Other than putting rock into a clean container with RO/DI water and having phosphates "appear" in 24 hours? ;)

You don't unless you specifically test for it. PO4 leaching seems to be the most common issue though. When you place the rock in water bacteria go to work and o organic residue can breakdown . With fresh water some of the rock surface may dissolve away contributing some otherwise encapsulated PO4 and other stuff stashed in the calcium carbonate too.

To thoroughly clean a rock: a bleach bath will destroy organics and an acid bath will dissolve the top layer taking what ever might be stuck there like PO4 or copper if the rock was previously exposed to it.
 
Same here.

http://naturalchemistry.com/get_fil...lish+MSDS/Phosfree+-+English+MSDS+-+Aug10.pdf
Lanthanum chloride 10099-58-8 7 - 13
Lanthanum sulfate 10099-60-2 1 - 5

http://www.seaklear.com/sites/default/files/HSI_MSDS-SEAKLEAR_Phosphate_Remover(2)[1].pdf
Proprietary Lanthanum salt derivative 35 "“ 65 YES
All other components are non-hazardous. 35 "“ 65 NO

I use the phosfree with a diatom filter as it's really cheap. Though I get the phosfree and not the phosfree+. Not sure what the difference is between the two.
 
So it appears the seaklear is 5x more concentrated.

Seeing as people were using 5mL to 300g, I should be using 25mL to 300g? My container has about 30 gallons of water, so I will try 2.5mL.
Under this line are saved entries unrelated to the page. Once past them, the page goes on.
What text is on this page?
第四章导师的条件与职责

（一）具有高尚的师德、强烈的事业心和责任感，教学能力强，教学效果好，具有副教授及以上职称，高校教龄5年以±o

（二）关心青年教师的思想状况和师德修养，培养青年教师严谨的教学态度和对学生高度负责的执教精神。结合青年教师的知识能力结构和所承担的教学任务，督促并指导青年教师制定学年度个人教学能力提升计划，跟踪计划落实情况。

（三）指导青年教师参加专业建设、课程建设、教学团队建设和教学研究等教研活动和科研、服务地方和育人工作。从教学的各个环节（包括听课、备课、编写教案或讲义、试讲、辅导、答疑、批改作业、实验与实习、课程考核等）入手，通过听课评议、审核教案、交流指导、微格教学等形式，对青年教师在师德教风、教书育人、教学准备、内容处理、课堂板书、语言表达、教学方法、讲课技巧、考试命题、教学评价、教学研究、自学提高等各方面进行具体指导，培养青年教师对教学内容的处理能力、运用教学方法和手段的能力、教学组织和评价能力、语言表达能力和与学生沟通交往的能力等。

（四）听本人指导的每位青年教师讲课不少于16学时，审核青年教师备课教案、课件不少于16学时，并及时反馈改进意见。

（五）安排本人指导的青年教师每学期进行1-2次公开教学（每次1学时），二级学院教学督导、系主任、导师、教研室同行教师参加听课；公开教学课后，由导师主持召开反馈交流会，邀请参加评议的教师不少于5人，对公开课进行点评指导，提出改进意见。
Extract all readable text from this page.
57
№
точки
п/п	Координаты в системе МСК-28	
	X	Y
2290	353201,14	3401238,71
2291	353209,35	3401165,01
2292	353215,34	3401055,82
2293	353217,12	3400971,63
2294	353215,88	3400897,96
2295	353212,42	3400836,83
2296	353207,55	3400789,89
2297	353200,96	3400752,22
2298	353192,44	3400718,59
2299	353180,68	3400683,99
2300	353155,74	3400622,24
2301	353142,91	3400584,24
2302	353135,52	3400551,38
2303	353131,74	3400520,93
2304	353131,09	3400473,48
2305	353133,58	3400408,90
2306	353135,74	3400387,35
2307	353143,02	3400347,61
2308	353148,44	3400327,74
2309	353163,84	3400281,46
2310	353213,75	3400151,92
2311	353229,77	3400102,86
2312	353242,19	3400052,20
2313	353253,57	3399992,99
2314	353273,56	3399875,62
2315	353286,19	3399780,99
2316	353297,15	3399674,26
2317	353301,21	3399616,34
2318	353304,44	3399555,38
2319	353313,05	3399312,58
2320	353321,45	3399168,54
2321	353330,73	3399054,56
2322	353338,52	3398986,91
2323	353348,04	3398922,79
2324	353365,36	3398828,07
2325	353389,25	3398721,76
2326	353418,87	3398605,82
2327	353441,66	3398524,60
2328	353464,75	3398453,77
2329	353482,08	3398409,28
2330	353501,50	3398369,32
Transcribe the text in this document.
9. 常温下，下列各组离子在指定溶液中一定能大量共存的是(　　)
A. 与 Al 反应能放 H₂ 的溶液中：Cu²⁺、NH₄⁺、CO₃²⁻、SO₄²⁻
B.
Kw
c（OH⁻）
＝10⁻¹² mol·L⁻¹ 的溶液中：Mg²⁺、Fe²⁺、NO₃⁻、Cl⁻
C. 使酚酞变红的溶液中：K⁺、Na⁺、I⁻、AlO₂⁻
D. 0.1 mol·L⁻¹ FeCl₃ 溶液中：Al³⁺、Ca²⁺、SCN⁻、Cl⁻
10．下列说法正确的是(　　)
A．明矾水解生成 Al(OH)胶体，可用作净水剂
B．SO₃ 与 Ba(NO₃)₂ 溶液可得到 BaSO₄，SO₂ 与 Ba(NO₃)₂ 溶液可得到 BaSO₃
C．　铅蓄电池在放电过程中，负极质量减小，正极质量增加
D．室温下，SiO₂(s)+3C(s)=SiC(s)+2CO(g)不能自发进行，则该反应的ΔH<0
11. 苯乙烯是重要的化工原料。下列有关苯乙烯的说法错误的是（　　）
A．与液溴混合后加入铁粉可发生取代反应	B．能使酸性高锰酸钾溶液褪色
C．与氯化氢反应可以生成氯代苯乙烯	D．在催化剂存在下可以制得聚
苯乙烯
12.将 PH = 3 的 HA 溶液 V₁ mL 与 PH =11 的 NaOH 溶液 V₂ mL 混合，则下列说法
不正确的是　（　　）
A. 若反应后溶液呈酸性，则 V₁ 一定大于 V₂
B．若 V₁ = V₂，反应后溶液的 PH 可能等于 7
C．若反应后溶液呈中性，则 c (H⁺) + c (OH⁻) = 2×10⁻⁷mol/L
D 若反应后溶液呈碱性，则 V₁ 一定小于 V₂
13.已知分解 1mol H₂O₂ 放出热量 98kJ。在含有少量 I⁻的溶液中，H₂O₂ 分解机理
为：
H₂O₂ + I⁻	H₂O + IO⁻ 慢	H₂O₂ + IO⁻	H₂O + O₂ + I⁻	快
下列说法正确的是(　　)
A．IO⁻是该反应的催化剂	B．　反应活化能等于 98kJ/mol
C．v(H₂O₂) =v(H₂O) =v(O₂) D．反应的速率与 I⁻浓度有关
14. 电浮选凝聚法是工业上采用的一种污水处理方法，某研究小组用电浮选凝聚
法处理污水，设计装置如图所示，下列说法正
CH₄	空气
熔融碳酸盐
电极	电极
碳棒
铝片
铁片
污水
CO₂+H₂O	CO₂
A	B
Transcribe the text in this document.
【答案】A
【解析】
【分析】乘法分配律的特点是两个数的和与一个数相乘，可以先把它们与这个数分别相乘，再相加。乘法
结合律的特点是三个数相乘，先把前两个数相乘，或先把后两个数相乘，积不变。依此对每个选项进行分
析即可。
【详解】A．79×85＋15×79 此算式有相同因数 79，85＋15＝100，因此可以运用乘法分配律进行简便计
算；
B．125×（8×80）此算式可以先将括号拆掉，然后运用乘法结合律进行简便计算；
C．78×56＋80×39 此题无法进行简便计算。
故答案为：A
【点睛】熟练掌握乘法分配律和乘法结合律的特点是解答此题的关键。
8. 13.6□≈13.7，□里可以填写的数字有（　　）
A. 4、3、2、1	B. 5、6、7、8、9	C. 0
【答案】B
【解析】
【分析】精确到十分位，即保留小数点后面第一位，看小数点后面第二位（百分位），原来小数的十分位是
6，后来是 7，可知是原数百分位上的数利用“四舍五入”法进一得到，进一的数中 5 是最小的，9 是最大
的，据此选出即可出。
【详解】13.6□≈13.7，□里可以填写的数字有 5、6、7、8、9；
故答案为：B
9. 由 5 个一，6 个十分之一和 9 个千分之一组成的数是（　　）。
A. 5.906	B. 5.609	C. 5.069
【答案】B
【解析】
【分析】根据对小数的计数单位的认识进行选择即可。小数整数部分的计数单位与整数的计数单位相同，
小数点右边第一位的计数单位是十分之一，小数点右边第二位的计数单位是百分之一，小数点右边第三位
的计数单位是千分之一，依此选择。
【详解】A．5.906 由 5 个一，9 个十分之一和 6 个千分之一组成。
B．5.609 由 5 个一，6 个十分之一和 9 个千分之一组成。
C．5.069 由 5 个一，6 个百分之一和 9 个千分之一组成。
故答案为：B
When using this in a brute can should I drip it? How often should I dose it?
 
Same here.

http://naturalchemistry.com/get_fil...lish+MSDS/Phosfree+-+English+MSDS+-+Aug10.pdf
Lanthanum chloride 10099-58-8 7 - 13
Lanthanum sulfate 10099-60-2 1 - 5

http://www.seaklear.com/sites/default/files/HSI_MSDS-SEAKLEAR_Phosphate_Remover(2)[1].pdf
Proprietary Lanthanum salt derivative 35 – 65 YES
All other components are non-hazardous. 35 – 65 NO



So it appears the seaklear is 5x more concentrated.

Seeing as people were using 5mL to 300g, I should be using 25mL to 300g? My container has about 30 gallons of water, so I will try 2.5mL.

When using this in a brute can should I drip it? How often should I dose it?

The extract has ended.